If you were one of the many (like, a record-setting number) of people who saw Us over the weekend, you may have noticed the Black Flag easter egg. As little Adelaide goes missing on the Santa Cruz boardwalk, a carnie in a Black Flag t-shirt is hovering over her dad while he plays Whac-a-Mole. The shirt shows the cover of My War, the album that came out in 1984, a couple of years before the beach scene takes place. When Adelaide returns to the beach as an adult with her family, one of her friend Kitty’s kids is wearing a t-shirt with the iconic Black Flag bars on it.
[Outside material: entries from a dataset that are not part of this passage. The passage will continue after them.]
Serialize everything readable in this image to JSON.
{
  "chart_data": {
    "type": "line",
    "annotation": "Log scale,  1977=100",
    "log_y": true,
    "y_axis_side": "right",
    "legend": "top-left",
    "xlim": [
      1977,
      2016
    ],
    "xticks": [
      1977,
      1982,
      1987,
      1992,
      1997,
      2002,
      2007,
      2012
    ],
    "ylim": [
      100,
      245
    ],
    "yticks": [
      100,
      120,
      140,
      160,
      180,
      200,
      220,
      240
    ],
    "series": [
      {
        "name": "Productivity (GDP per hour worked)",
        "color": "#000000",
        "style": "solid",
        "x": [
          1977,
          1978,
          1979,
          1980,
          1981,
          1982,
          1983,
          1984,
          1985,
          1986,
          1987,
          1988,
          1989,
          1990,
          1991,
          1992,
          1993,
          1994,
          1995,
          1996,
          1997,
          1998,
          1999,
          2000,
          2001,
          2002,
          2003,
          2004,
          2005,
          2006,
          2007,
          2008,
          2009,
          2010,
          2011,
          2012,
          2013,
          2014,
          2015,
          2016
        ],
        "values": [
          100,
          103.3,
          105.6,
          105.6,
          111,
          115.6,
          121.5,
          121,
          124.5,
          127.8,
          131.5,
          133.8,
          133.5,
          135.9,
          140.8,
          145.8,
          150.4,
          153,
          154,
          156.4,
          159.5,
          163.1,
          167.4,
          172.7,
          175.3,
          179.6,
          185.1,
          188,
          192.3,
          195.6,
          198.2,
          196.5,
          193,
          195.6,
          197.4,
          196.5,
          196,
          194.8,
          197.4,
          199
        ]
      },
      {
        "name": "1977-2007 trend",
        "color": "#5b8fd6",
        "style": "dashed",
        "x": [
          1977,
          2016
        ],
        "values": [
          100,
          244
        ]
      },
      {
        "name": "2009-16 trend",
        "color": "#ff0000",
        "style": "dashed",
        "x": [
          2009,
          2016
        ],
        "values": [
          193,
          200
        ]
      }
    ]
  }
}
No, the twin shirts aren’t because writer-director Jordan Peele is a superfan of the 1980s punk band and just couldn’t help himself (if so, he probably would’ve picked Black Flag’s “Police Story” over NWA’s “Fuck Tha Police”). The shirts are among a number of pointed “coincidences” that happen when Adelaide returns to the scene of her disappearance. It’s been noted that the bars might even represent the number 1111, which mirrors the Bible verse (“Jeremiah 11:11”) on the boardwalk vagrant’s cardboard sign, the score of the baseball game on TV (11-11), and other occurrences of the number.

Actually, I’m surprised one of the Black Flag shirts wasn’t the cover of Everything Went Black—which, after all, shows hands holding a pair of shears much in the same way Adelaide’s “shadow” ominously holds her pair of scissors. But maybe that would’ve been a little too on the nose.

Either way, if all of this has you itching for some “TV Party,” Black Flag just announced a show at Brooklyn Bazaar on Aug 12. It’s the first time since 2014 that the incarnation of the band featuring founder Greg Ginn (not to be confused with Flag, featuring Keith Morris and other former Black Flag members) has played NYC. The upstairs room at Brooklyn Bazaar should make for a fairly intimate (read: bone-crushing) gig, so you may want to go ahead and snag tickets ($30). According to NME, the band is currently recording a new album, so you can expect to hear some fresh material.

I’m not sure about Brooklyn Bazaar’s security policy, but I’m assuming no scissors are allowed.